Updated: Jul 21, 2018
By: Dean Miller
The fitness lifestyle is becoming more and more competitive with each passing year. Athletes, weekend warriors and fitness fanatics are now obligated to look more closely into all aspects of sports performance in order to maintain a competitive edge. Hydration factors and education are important for all individuals to understand if they want to perform at their best on a consistent basis.
Individual hydration is dependent on a combination of factors, including the consumption of water, sodium, potassium, as well as chloride, in order to maintain an optimum hydration environment.
While water is responsible for regulating body temperature, it is also important for lubricating joints and transporting nutrients throughout your body. In order to maintain proper hydration, 2-3 mL per pound of water should be consumed prior to participating in a competition or sporting event. Additionally, 8 oz. of fluid should be consumed for every 15 minutes of exercise. Finally, 16-24 oz. of water should be consumed for every pound of weight lost from exercise.
Sodium is responsible to maintaining fluid balance in your cells, transmitting nerve impulses through the body and assists with the contraction and relaxation of muscles. While sodium is necessary for these functions, too much sodium can be detrimental to athletic performance. This is due to the fact that sodium causes water retention in tissues; making it difficult for adequate sweating and body cooling during athletic performance. The recommended daily intake is about ⅔ teaspoon.
Potassium has many roles in hydration, as well as your body’s overall function. It helps maintain pH balance and blood pressure, carries nutrients to cells and keeps blood from forming harmful clots. Additionally, it aids in fortifying your stomach lining against acid, plus promotes heart and bone health. The recommended intake for potassium is 4.7 grams per day.
Other factors contributing to individual hydration are age, weight, temperature, fitness level, and genes. These are all important factors in determining how quickly a person acclimatizes to an athletic environment (i.e. adapts sweat mechanisms to changes in temperature/humidity). An acclimatized athlete will sweat faster, and their sweat composition will contain less nutrients. While the amount of sweat differs from athlete to athlete, water loss can average up to two liters of water per hour with associated nutrient loss. It is important for athletes to understand that they must consume electrolytes along with the water they are drinking during athletic performance.
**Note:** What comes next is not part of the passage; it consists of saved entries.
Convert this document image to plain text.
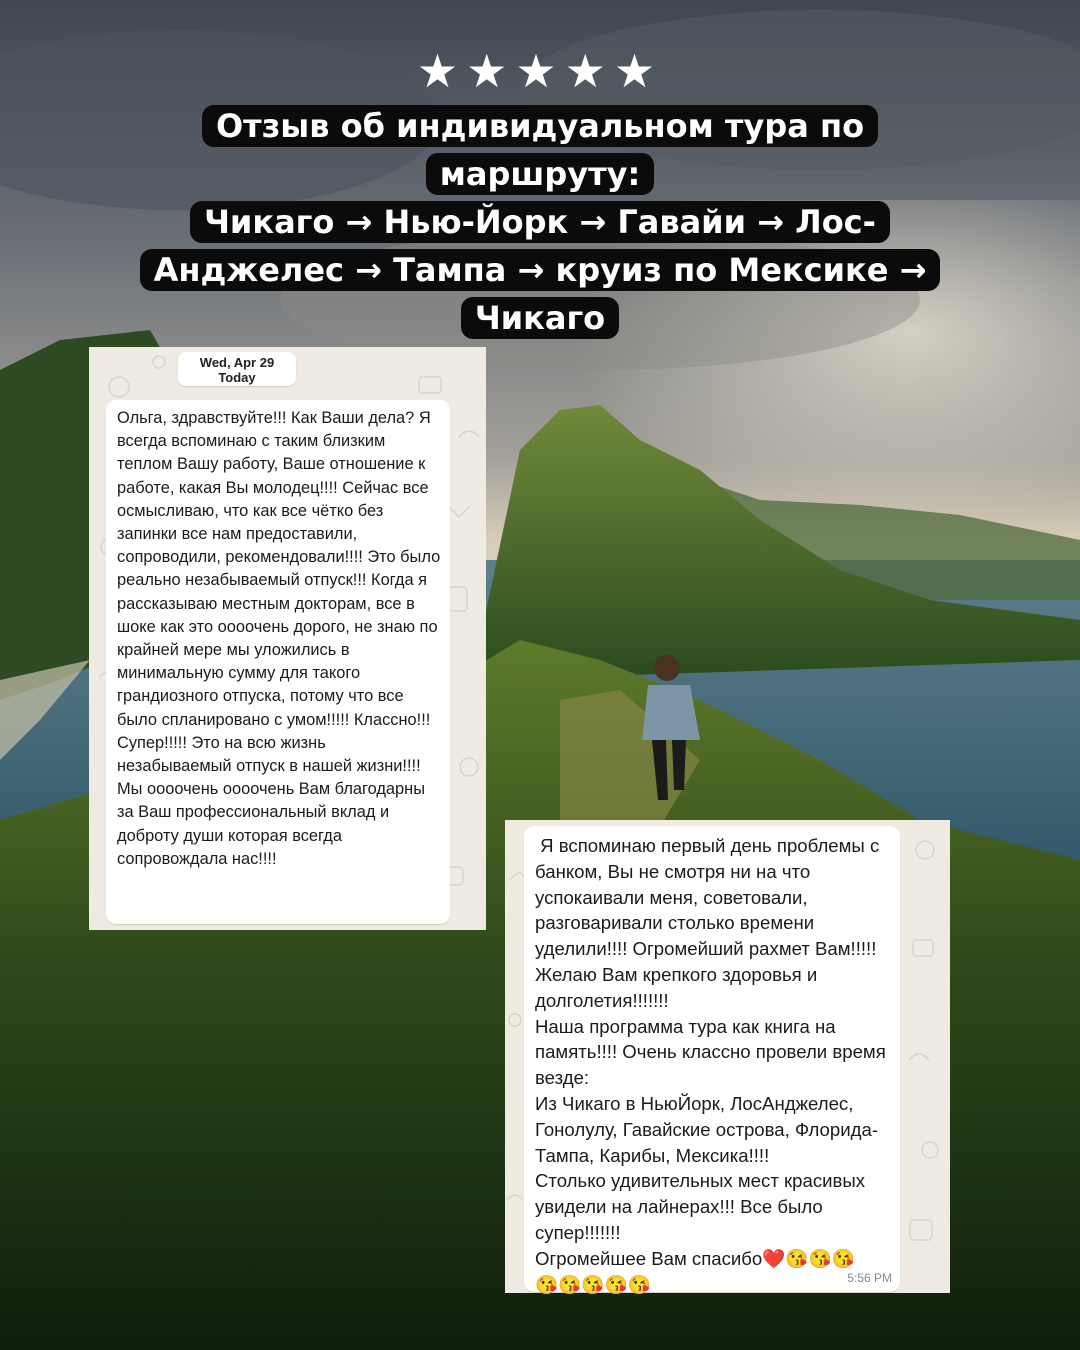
★★★★★
Отзыв об индивидуальном тура по маршруту:
Чикаго → Нью-Йорк → Гавайи → Лос-
Анджелес → Тампа → круиз по Мексике →
Чикаго
Wed, Apr 29
Today

Ольга, здравствуйте!!! Как Ваши дела? Я всегда вспоминаю с таким близким теплом Вашу работу, Ваше отношение к работе, какая Вы молодец!!!! Сейчас все осмысливаю, что как все чётко без запинки все нам предоставили, сопроводили, рекомендовали!!!! Это было реально незабываемый отпуск!!! Когда я рассказываю местным докторам, все в шоке как это оооочень дорого, не знаю по крайней мере мы уложились в минимальную сумму для такого грандиозного отпуска, потому что все было спланировано с умом!!!!! Классно!!! Супер!!!!! Это на всю жизнь незабываемый отпуск в нашей жизни!!!! Мы оооочень оооочень Вам благодарны за Ваш профессиональный вклад и доброту души которая всегда сопровождала нас!!!!

Я вспоминаю первый день проблемы с банком, Вы не смотря ни на что успокаивали меня, советовали, разговаривали столько времени уделили!!!! Огромейший рахмет Вам!!!!! Желаю Вам крепкого здоровья и долголетия!!!!!!!
Наша программа тура как книга на память!!!! Очень классно провели время везде:
Из Чикаго в НьюЙорк, ЛосАнджелес, Гонолулу, Гавайские острова, Флорида-Тампа, Карибы, Мексика!!!!
Столько удивительных мест красивых увидели на лайнерах!!! Все было супер!!!!!!!
Огромейшее Вам спасибо❤️😘😘😘
😘😘😘😘😘	5:56 PM
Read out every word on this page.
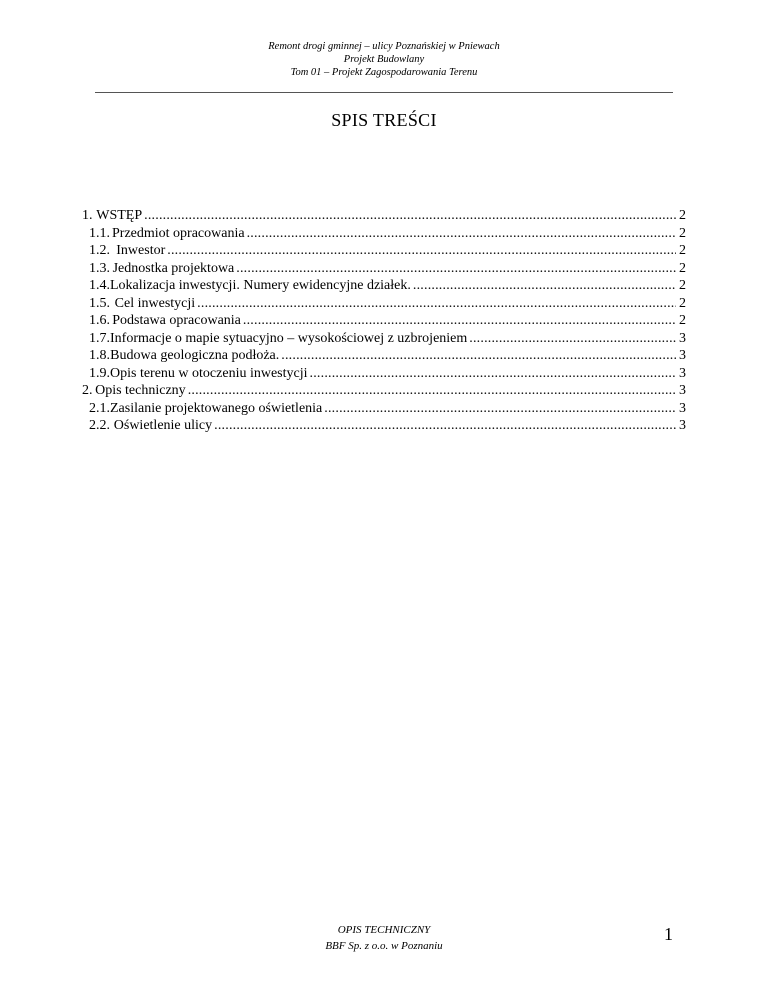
Remont drogi gminnej – ulicy Poznańskiej w Pniewach
Projekt Budowlany
Tom 01 – Projekt Zagospodarowania Terenu
SPIS TREŚCI
1. WSTĘP .....	2
1.1. Przedmiot opracowania .....	2
1.2. Inwestor .....	2
1.3. Jednostka projektowa .....	2
1.4. Lokalizacja inwestycji. Numery ewidencyjne działek. .....	2
1.5. Cel inwestycji .....	2
1.6. Podstawa opracowania .....	2
1.7. Informacje o mapie sytuacyjno – wysokościowej z uzbrojeniem .....	3
1.8. Budowa geologiczna podłoża. .....	3
1.9. Opis terenu w otoczeniu inwestycji .....	3
2. Opis techniczny .....	3
2.1. Zasilanie projektowanego oświetlenia .....	3
2.2. Oświetlenie ulicy .....	3
OPIS TECHNICZNY
BBF Sp. z o.o. w Poznaniu
1
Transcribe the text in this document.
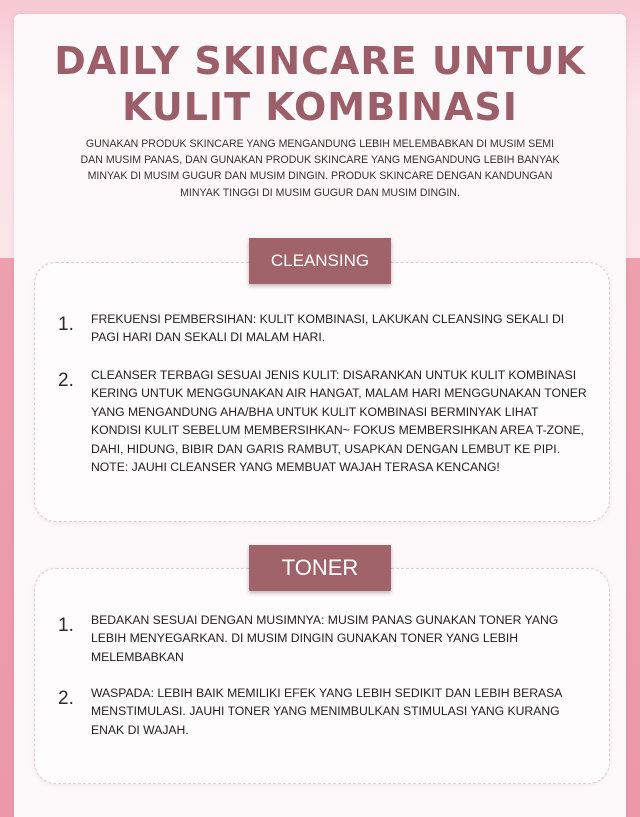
DAILY SKINCARE UNTUK
KULIT KOMBINASI
GUNAKAN PRODUK SKINCARE YANG MENGANDUNG LEBIH MELEMBABKAN DI MUSIM SEMI DAN MUSIM PANAS, DAN GUNAKAN PRODUK SKINCARE YANG MENGANDUNG LEBIH BANYAK MINYAK DI MUSIM GUGUR DAN MUSIM DINGIN. PRODUK SKINCARE DENGAN KANDUNGAN MINYAK TINGGI DI MUSIM GUGUR DAN MUSIM DINGIN.
CLEANSING
1.	FREKUENSI PEMBERSIHAN: KULIT KOMBINASI, LAKUKAN CLEANSING SEKALI DI PAGI HARI DAN SEKALI DI MALAM HARI.
2.	CLEANSER TERBAGI SESUAI JENIS KULIT: DISARANKAN UNTUK KULIT KOMBINASI KERING UNTUK MENGGUNAKAN AIR HANGAT, MALAM HARI MENGGUNAKAN TONER YANG MENGANDUNG AHA/BHA UNTUK KULIT KOMBINASI BERMINYAK LIHAT KONDISI KULIT SEBELUM MEMBERSIHKAN~ FOKUS MEMBERSIHKAN AREA T-ZONE, DAHI, HIDUNG, BIBIR DAN GARIS RAMBUT, USAPKAN DENGAN LEMBUT KE PIPI. NOTE: JAUHI CLEANSER YANG MEMBUAT WAJAH TERASA KENCANG!
TONER
1.	BEDAKAN SESUAI DENGAN MUSIMNYA: MUSIM PANAS GUNAKAN TONER YANG LEBIH MENYEGARKAN. DI MUSIM DINGIN GUNAKAN TONER YANG LEBIH MELEMBABKAN
2.	WASPADA: LEBIH BAIK MEMILIKI EFEK YANG LEBIH SEDIKIT DAN LEBIH BERASA MENSTIMULASI. JAUHI TONER YANG MENIMBULKAN STIMULASI YANG KURANG ENAK DI WAJAH.
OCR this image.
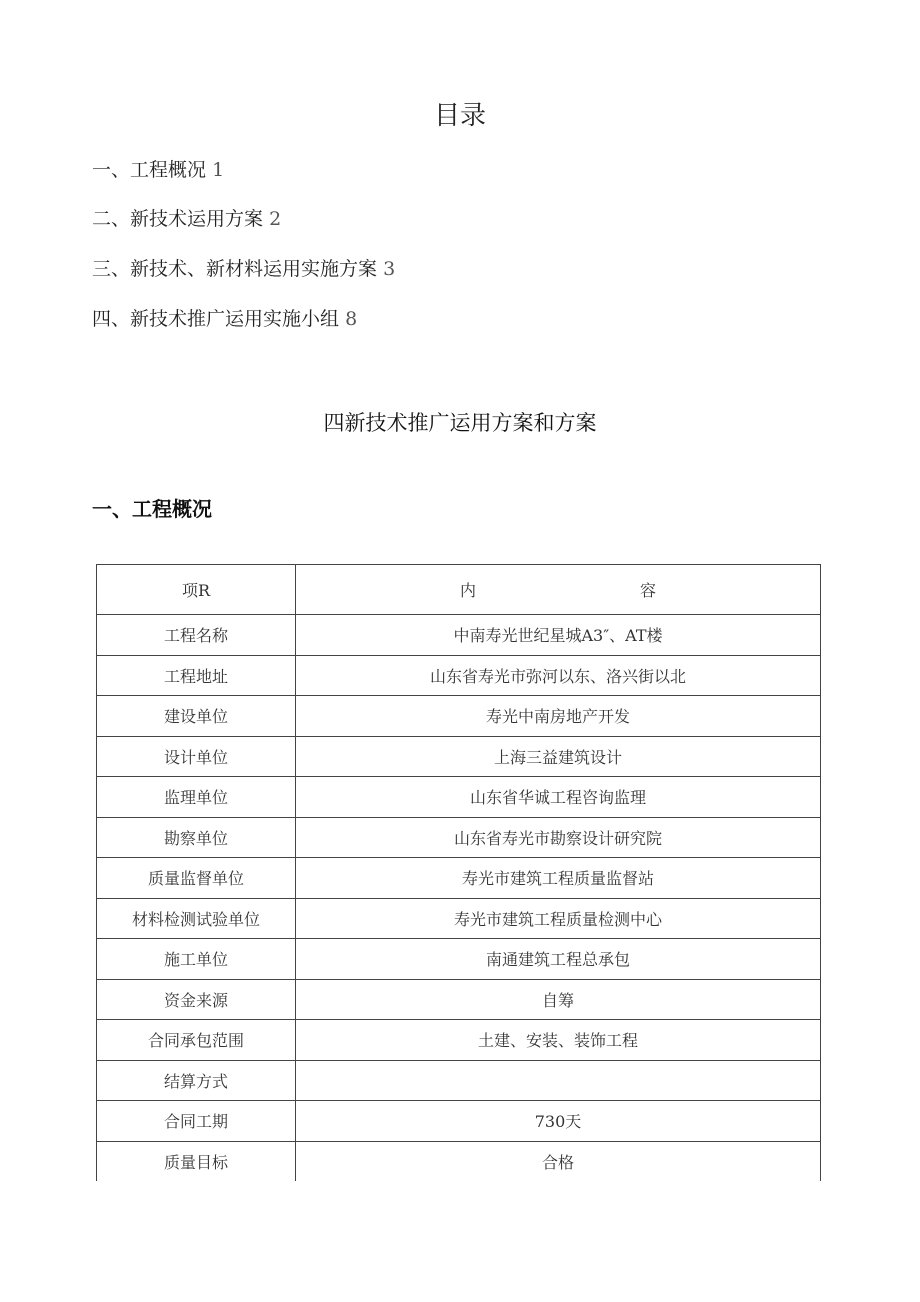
目录
一、工程概况 1
二、新技术运用方案 2
三、新技术、新材料运用实施方案 3
四、新技术推广运用实施小组 8
四新技术推广运用方案和方案
一、工程概况
项R	内 容
工程名称	中南寿光世纪星城A3″、AT楼
工程地址	山东省寿光市弥河以东、洛兴街以北
建设单位	寿光中南房地产开发
设计单位	上海三益建筑设计
监理单位	山东省华诚工程咨询监理
勘察单位	山东省寿光市勘察设计研究院
质量监督单位	寿光市建筑工程质量监督站
材料检测试验单位	寿光市建筑工程质量检测中心
施工单位	南通建筑工程总承包
资金来源	自筹
合同承包范围	土建、安装、装饰工程
结算方式	
合同工期	730天
质量目标	合格
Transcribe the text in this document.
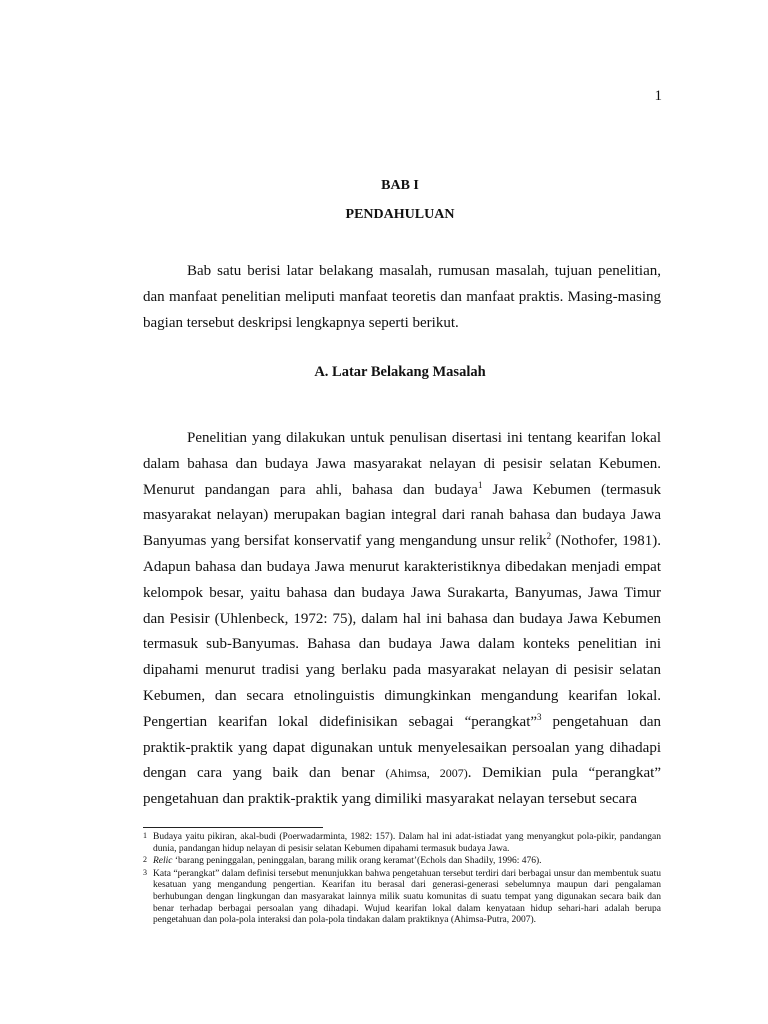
1
BAB I
PENDAHULUAN

Bab satu berisi latar belakang masalah, rumusan masalah, tujuan penelitian, dan manfaat penelitian meliputi manfaat teoretis dan manfaat praktis. Masing-masing bagian tersebut deskripsi lengkapnya seperti berikut.

A. Latar Belakang Masalah

Penelitian yang dilakukan untuk penulisan disertasi ini tentang kearifan lokal dalam bahasa dan budaya Jawa masyarakat nelayan di pesisir selatan Kebumen. Menurut pandangan para ahli, bahasa dan budaya$^1$ Jawa Kebumen (termasuk masyarakat nelayan) merupakan bagian integral dari ranah bahasa dan budaya Jawa Banyumas yang bersifat konservatif yang mengandung unsur relik$^2$ (Nothofer, 1981). Adapun bahasa dan budaya Jawa menurut karakteristiknya dibedakan menjadi empat kelompok besar, yaitu bahasa dan budaya Jawa Surakarta, Banyumas, Jawa Timur dan Pesisir (Uhlenbeck, 1972: 75), dalam hal ini bahasa dan budaya Jawa Kebumen termasuk sub-Banyumas. Bahasa dan budaya Jawa dalam konteks penelitian ini dipahami menurut tradisi yang berlaku pada masyarakat nelayan di pesisir selatan Kebumen, dan secara etnolinguistis dimungkinkan mengandung kearifan lokal. Pengertian kearifan lokal didefinisikan sebagai “perangkat”$^3$ pengetahuan dan praktik-praktik yang dapat digunakan untuk menyelesaikan persoalan yang dihadapi dengan cara yang baik dan benar (Ahimsa, 2007). Demikian pula “perangkat” pengetahuan dan praktik-praktik yang dimiliki masyarakat nelayan tersebut secara

1 Budaya yaitu pikiran, akal-budi (Poerwadarminta, 1982: 157). Dalam hal ini adat-istiadat yang menyangkut pola-pikir, pandangan dunia, pandangan hidup nelayan di pesisir selatan Kebumen dipahami termasuk budaya Jawa.

2 Relic ‘barang peninggalan, peninggalan, barang milik orang keramat’(Echols dan Shadily, 1996: 476).

3 Kata “perangkat” dalam definisi tersebut menunjukkan bahwa pengetahuan tersebut terdiri dari berbagai unsur dan membentuk suatu kesatuan yang mengandung pengertian. Kearifan itu berasal dari generasi-generasi sebelumnya maupun dari pengalaman berhubungan dengan lingkungan dan masyarakat lainnya milik suatu komunitas di suatu tempat yang digunakan secara baik dan benar terhadap berbagai persoalan yang dihadapi. Wujud kearifan lokal dalam kenyataan hidup sehari-hari adalah berupa pengetahuan dan pola-pola interaksi dan pola-pola tindakan dalam praktiknya (Ahimsa-Putra, 2007).
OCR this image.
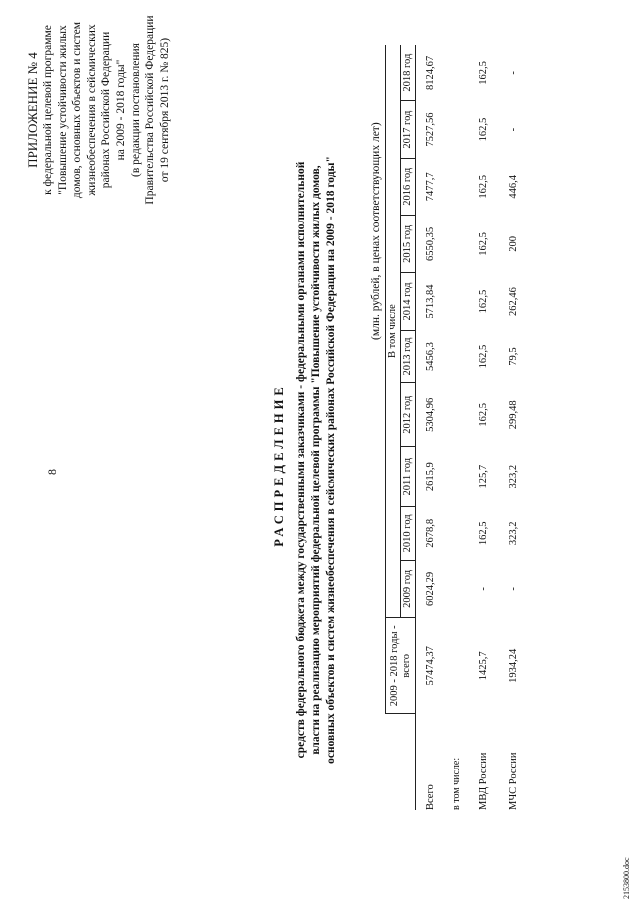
8
ПРИЛОЖЕНИЕ № 4 к федеральной целевой программе "Повышение устойчивости жилых домов, основных объектов и систем жизнеобеспечения в сейсмических районах Российской Федерации на 2009 - 2018 годы" (в редакции постановления Правительства Российской Федерации от 19 сентября 2013 г. № 825)
РАСПРЕДЕЛЕНИЕ средств федерального бюджета между государственными заказчиками - федеральными органами исполнительной власти на реализацию мероприятий федеральной целевой программы "Повышение устойчивости жилых домов, основных объектов и систем жизнеобеспечения в сейсмических районах Российской Федерации на 2009 - 2018 годы"	(млн. рублей, в ценах соответствующих лет)
	2009 - 2018 годы - всего	В том числе									
		2009 год	2010 год	2011 год	2012 год	2013 год	2014 год	2015 год	2016 год	2017 год	2018 год
Всего	57474,37	6024,29	2678,8	2615,9	5304,96	5456,3	5713,84	6550,35	7477,7	7527,56	8124,67
в том числе:											
МВД России	1425,7	-	162,5	125,7	162,5	162,5	162,5	162,5	162,5	162,5	162,5
МЧС России	1934,24	-	323,2	323,2	299,48	79,5	262,46	200	446,4	-	-
2153800.doc
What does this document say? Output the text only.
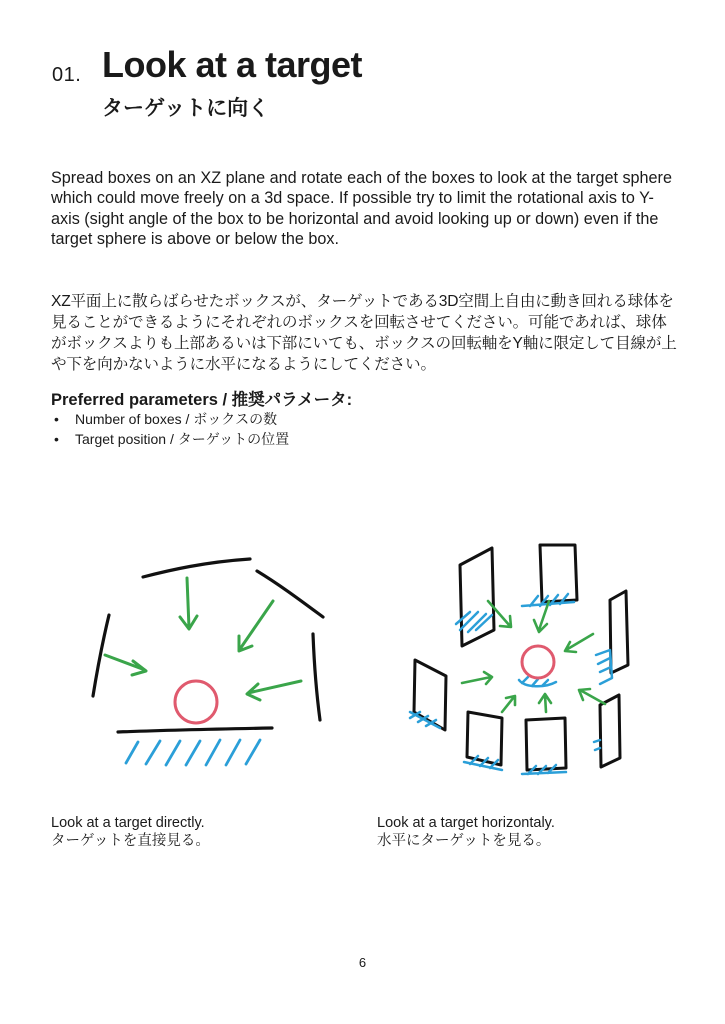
01. Look at a target
ターゲットに向く
Spread boxes on an XZ plane and rotate each of the boxes to look at the target sphere which could move freely on a 3d space. If possible try to limit the rotational axis to Y-axis (sight angle of the box to be horizontal and avoid looking up or down) even if the target sphere is above or below the box.
XZ平面上に散らばらせたボックスが、ターゲットである3D空間上自由に動き回れる球体を見ることができるようにそれぞれのボックスを回転させてください。可能であれば、球体がボックスよりも上部あるいは下部にいても、ボックスの回転軸をY軸に限定して目線が上や下を向かないように水平になるようにしてください。
Preferred parameters / 推奨パラメータ:
• Number of boxes / ボックスの数
• Target position / ターゲットの位置
Look at a target directly.
ターゲットを直接見る。
Look at a target horizontaly.
水平にターゲットを見る。
6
Electrolyte hydration mixtures are highly recommended. The typical medium used for electrolyte replacement are the various sports drinks. Sports drinks typically contain a four to eight percent concentration of carbohydrates using a combination of sugars thought to benefit athletes during performance by maintaining glucose levels and avoiding use of liver glycogen for energy.
However, more studies are showing that athletes are unlikely to benefit from supplementation if exercise occurs for less than 60 minutes. The typical 20 oz. bottle energy drink typically contains more than the daily amount of recommended sugars. Additional calories ingested from sports drinks in these situations can lead to unwarranted weight gain and gastric distress from calorie overload.
Signs and symptoms include performance factors such as fatigue, decreased coordination and muscle cramps, as well as physiological symptoms that include bad breath, dry skin, headaches and increases in core temperature. Prolonged increases in core temperature above 103°F can lead to heat stroke and death. Athletes should know the symptoms well and be able to test their own hydration levels in order to maintain adequate hydration levels.
The best way to monitor hydration is to do a urine check. An adequately hydrated athlete will produce clear, champagne or light-yellow colored urine. Anything darker and you are in a state of dehydration. It is important to keep yourself, as well as your teammates accountable of their hydration in order to be at your best.